O que quero dizer é que uma sociedade cética é mais saudável. É a desconfiança que faz o cidadão conferir o histórico de um político antes de decidir votar nele. Que faz olhar o prazo de validade das mercadorias, conferir os preços das coisas no caixa e na notinha. É por causa do ceticismo que as pessoas não acreditam em tudo o que veem na TV, mesmo se for alguém com um jaleco branco dizendo que o bom mesmo é comer ovo.

Só que algumas coisas têm mais credibilidade que outras. A gente confia mais nos conselhos da mamãe que nos de um desconhecido porque ela nos conhece melhor. Mas provavelmente o desconhecido consegue avaliar melhor o seu trabalho que a mamãe, simplesmente porque a mamãe te ama e nunca diria que essa bosta que você fez não vale nada.

A ciência diz. A ciência, até hoje, é a ferramenta mais imparcial que a sociedade tem. O método científico permite que uma mesma hipótese seja testada inúmeras vezes, independentemente. E todo mundo pode saber o que deu certo e o que não deu. O que incomoda as pessoas é que os cientistas nunca têm certeza de nada, mas é exatamente isso que faz a ciência ser tão confiável.

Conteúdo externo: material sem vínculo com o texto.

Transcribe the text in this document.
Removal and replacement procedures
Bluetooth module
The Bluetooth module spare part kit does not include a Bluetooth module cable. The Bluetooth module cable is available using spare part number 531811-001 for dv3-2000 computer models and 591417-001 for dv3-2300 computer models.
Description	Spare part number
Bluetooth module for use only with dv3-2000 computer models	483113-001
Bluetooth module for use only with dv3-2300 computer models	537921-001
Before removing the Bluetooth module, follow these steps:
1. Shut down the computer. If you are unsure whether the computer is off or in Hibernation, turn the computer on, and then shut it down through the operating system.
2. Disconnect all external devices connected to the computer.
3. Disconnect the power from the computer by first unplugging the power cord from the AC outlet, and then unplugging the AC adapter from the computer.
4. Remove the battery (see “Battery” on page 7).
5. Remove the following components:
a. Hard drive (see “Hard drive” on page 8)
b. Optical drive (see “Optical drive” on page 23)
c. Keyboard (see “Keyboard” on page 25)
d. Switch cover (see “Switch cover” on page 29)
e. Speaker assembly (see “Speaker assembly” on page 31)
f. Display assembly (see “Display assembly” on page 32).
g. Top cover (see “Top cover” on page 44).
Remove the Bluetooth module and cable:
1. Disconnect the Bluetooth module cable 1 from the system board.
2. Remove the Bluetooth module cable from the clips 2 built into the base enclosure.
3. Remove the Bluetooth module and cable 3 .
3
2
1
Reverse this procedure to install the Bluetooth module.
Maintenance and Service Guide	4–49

Todos os resultados das pesquisas científicas têm uma incerteza associada. Os cientistas quase sempre falam que algo tem X% de chance de ser de um jeito ou de outro. Isso é muito legal porque podemos saber qual a chance de o cientista estar errado, é uma medida (virtualmente) exata do nosso conhecimento sobre determinado assunto. Em um universo tão grande, com tantos anos de idade, saber o quanto você conhece dele é uma boa vantagem.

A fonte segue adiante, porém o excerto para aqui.